Postby Cobie_Allen_1H » Mon Nov 14, 2016 12:28 pm

Julia_Gordon4I wrote:I am slightly confused on how to find the coordination number and oxidation state for complex ions. Could someone please explain how to find both of those values for
[Pt(CN)(NH3)3]+ ?

Thank you!


Yes, this confuses me a lot!
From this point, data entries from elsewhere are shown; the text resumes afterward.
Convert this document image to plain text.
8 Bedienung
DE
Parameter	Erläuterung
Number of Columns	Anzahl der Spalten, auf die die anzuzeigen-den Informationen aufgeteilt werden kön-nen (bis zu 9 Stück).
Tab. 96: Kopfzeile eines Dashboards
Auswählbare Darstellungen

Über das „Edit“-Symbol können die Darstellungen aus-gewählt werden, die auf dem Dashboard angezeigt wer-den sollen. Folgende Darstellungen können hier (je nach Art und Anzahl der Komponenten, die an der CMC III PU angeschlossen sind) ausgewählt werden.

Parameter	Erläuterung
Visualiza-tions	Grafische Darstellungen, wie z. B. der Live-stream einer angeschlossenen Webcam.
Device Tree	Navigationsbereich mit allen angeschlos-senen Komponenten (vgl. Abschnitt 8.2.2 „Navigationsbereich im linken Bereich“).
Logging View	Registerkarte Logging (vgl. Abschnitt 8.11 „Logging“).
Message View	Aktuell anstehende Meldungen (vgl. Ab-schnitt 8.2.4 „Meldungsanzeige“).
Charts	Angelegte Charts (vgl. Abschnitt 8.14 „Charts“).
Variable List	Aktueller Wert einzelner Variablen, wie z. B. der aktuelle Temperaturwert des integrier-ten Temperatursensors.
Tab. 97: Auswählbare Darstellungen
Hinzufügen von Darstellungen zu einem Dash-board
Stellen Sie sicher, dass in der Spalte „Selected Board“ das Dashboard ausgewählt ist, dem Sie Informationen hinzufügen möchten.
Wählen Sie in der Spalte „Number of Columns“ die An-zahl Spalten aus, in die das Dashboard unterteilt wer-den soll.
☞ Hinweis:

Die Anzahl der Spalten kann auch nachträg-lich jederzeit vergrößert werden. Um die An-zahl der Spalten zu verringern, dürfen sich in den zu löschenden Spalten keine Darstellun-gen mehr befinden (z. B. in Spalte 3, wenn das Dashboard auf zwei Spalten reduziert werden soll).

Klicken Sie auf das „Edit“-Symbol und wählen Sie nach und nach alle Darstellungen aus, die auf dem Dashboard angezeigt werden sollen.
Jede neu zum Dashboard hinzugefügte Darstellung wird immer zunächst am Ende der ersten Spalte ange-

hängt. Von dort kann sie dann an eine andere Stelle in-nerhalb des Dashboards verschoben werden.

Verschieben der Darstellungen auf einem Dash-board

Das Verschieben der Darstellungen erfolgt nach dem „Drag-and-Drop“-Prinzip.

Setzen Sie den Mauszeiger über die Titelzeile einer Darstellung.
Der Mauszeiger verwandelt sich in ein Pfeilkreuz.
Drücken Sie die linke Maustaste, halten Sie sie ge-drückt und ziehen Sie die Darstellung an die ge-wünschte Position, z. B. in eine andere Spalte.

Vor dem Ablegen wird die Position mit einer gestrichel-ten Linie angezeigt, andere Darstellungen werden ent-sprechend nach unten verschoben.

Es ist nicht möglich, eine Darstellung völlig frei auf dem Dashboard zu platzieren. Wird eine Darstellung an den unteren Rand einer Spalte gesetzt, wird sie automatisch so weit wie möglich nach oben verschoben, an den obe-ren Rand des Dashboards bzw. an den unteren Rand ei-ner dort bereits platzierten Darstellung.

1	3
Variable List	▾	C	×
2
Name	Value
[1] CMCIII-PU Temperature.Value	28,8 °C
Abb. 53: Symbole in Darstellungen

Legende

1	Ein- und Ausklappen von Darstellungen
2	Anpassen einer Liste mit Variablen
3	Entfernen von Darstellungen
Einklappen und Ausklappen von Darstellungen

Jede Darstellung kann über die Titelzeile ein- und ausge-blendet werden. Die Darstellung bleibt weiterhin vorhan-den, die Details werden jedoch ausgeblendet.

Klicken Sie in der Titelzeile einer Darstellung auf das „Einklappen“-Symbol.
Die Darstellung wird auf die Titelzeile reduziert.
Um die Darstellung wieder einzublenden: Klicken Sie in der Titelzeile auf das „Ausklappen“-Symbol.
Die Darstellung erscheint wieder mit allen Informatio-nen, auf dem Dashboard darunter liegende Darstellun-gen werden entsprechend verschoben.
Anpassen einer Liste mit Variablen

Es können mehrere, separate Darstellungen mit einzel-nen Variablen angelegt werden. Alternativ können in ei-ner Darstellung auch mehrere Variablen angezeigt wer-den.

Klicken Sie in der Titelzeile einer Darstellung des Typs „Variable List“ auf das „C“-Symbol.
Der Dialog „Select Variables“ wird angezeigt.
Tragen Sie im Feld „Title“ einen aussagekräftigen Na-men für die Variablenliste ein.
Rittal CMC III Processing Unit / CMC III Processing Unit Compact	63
Any help would be great!

Raul Hernandez
Posts: 28
Joined: Fri Jun 17, 2016 11:28 am

Re: Finding Coordination Number and Oxidation State

Postby Raul Hernandez » Mon Nov 14, 2016 6:25 pm

I have another question regarding the coordination number: if one of the molecules attached to the central metal is bidentate, would we count that as another bond?
For example, if there's a central metal with 4 ligands and 1 of those ligands happens to be bidentate, would the coordination number be 4 or 5, then?
Thanks in advance.

Khachik_Hmayakyan_2E
Posts: 25
Joined: Sat Jul 09, 2016 3:00 am

Re: Finding Coordination Number and Oxidation State

Postby Khachik_Hmayakyan_2E » Tue Nov 15, 2016 2:42 pm

Yes. Polydentate ligands can bond to the transition metal at more than one site, therefor a bidentate ligand has two areas on it which can bond to the central transition metal atom. This allows bidentate ligands to be considered as 2 coordination numbers when counting the total number of bonds.